İnsan ne diyeceğini ve nereden başlayacağını şaşırıyor. Çünkü bu yazı bir davayı tartışıyor gibi görünüp, sözüm ona tarihsel benzetme kurarak “Analiz” yapıyor havası verilse de aslında tipik bir “Kara Propaganda” örneği. Niye mi?
Birincisi şudur; 1975’te tutuklanıp yargılanan 1967-1974 arası rejiminin cuntacıları “Darbeye eksik teşebbüs” (?) değil “Darbeye tam teşebbüs” yapmışlardı. Yani ki yargılama zaten olan bir darbe üzerinden yürütülmüştü. Şimdi ki gibi “Tartışmalı” bir darbe iddiası üzerinden değil. Yargılananların hepsi bir dönemin sorumlularıydı. Fiiller yargılanmıştı ve suçları sabitti.

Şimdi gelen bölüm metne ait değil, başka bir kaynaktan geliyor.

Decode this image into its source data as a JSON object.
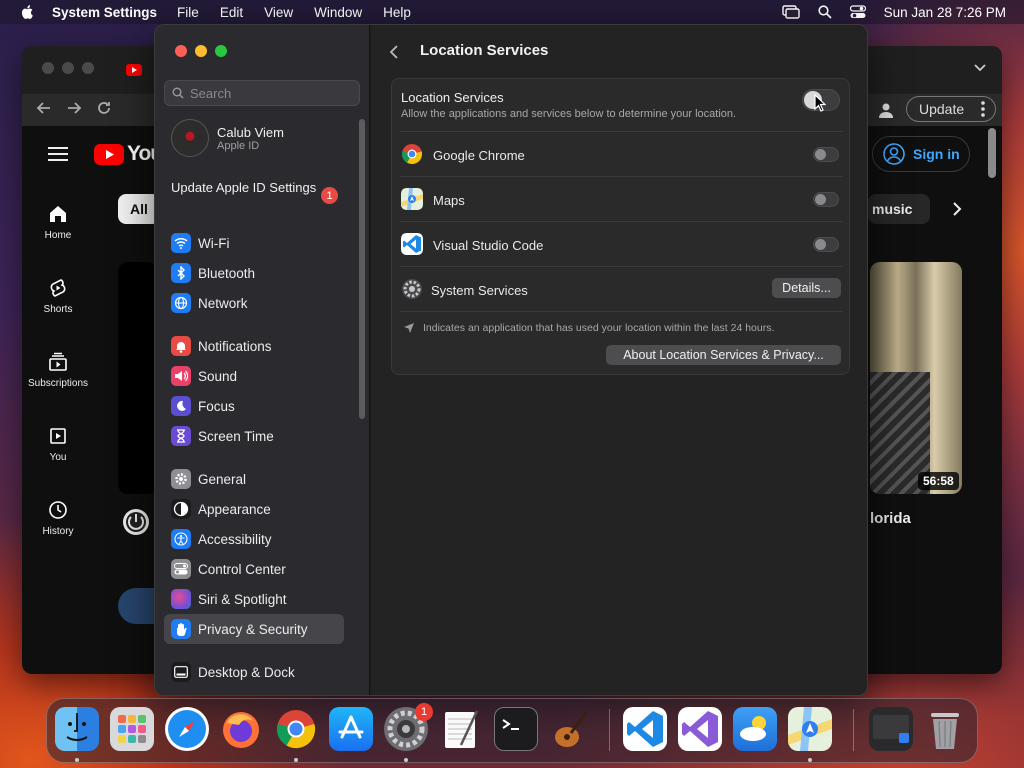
{
  "menubar": {
    "app_name": "System Settings",
    "menus": [
      "File",
      "Edit",
      "View",
      "Window",
      "Help"
    ],
    "datetime": "Sun Jan 28  7:26 PM"
  },
  "browser": {
    "update_label": "Update",
    "sign_in_label": "Sign in",
    "logo_text": "You",
    "chip_all": "All",
    "chip_music": "music",
    "nav": [
      {
        "label": "Home",
        "icon": "home-icon"
      },
      {
        "label": "Shorts",
        "icon": "shorts-icon"
      },
      {
        "label": "Subscriptions",
        "icon": "subscriptions-icon"
      },
      {
        "label": "You",
        "icon": "you-icon"
      },
      {
        "label": "History",
        "icon": "history-icon"
      }
    ],
    "video_duration": "56:58",
    "video_title_fragment": "lorida"
  },
  "settings": {
    "search_placeholder": "Search",
    "account": {
      "name": "Calub Viem",
      "sub": "Apple ID"
    },
    "update_apple_id": "Update Apple ID Settings",
    "update_badge": "1",
    "sidebar": [
      {
        "label": "Wi-Fi",
        "icon": "wifi-icon",
        "color": "#1f7cf2"
      },
      {
        "label": "Bluetooth",
        "icon": "bluetooth-icon",
        "color": "#1f7cf2"
      },
      {
        "label": "Network",
        "icon": "globe-icon",
        "color": "#1f7cf2"
      },
      {
        "label": "Notifications",
        "icon": "bell-icon",
        "color": "#ea4a44"
      },
      {
        "label": "Sound",
        "icon": "speaker-icon",
        "color": "#e8426a"
      },
      {
        "label": "Focus",
        "icon": "moon-icon",
        "color": "#5b4ecf"
      },
      {
        "label": "Screen Time",
        "icon": "hourglass-icon",
        "color": "#6a4bd1"
      },
      {
        "label": "General",
        "icon": "gear-icon",
        "color": "#8e8e93"
      },
      {
        "label": "Appearance",
        "icon": "appearance-icon",
        "color": "#1c1c1e"
      },
      {
        "label": "Accessibility",
        "icon": "accessibility-icon",
        "color": "#1f7cf2"
      },
      {
        "label": "Control Center",
        "icon": "control-center-icon",
        "color": "#8e8e93"
      },
      {
        "label": "Siri & Spotlight",
        "icon": "siri-icon",
        "color": "#7a4fd0"
      },
      {
        "label": "Privacy & Security",
        "icon": "hand-icon",
        "color": "#1f7cf2"
      },
      {
        "label": "Desktop & Dock",
        "icon": "dock-icon",
        "color": "#1c1c1e"
      }
    ],
    "selected": "Privacy & Security",
    "page_title": "Location Services",
    "location_services": {
      "title": "Location Services",
      "description": "Allow the applications and services below to determine your location.",
      "enabled": false
    },
    "apps": [
      {
        "label": "Google Chrome",
        "icon": "chrome-icon",
        "enabled": false
      },
      {
        "label": "Maps",
        "icon": "maps-icon",
        "enabled": false
      },
      {
        "label": "Visual Studio Code",
        "icon": "vscode-icon",
        "enabled": false
      }
    ],
    "system_services": {
      "label": "System Services",
      "button": "Details..."
    },
    "note": "Indicates an application that has used your location within the last 24 hours.",
    "about_button": "About Location Services & Privacy..."
  },
  "dock": {
    "items": [
      "finder-icon",
      "launchpad-icon",
      "safari-icon",
      "firefox-icon",
      "chrome-icon",
      "app-store-icon",
      "system-settings-icon",
      "textedit-icon",
      "terminal-icon",
      "garageband-icon",
      "vscode-icon",
      "visual-studio-icon",
      "weather-icon",
      "maps-icon",
      "screen-icon",
      "trash-icon"
    ],
    "settings_badge": "1"
  }
}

Burada ise ne amaçla yapıldığı şüpheli bir “Plan semineri” üzerinden o seminere katılmayan subaylar bile içeri tıkılmıştı. Dolayısıyla arada kurulan “Paralellik” ya yanlış ya da kasıtlıdır!
İkincisi ve en önemlisi de “Nürnberg” benzetmesidir. Bilindiği üzere 2. Dünya Savaşı sonrası Ekim 1945’te Almanya’nın Nürnberg şehrinde uluslar arası bir mahkeme kuruldu. “Davacı” tarafı savaşın galipleri ABD, İngiltere, Fransa ve SSCB oluştururken “Davalı” taraf ise “Nazi rejimi Almanya’sı” idi. Nazi rejiminin sağ kalmış ileri gelenleri “Barışa ve insanlığa karşı suçlar” ile “Savaş suçları”ndan yargılandılar. Çoğu idam edildi.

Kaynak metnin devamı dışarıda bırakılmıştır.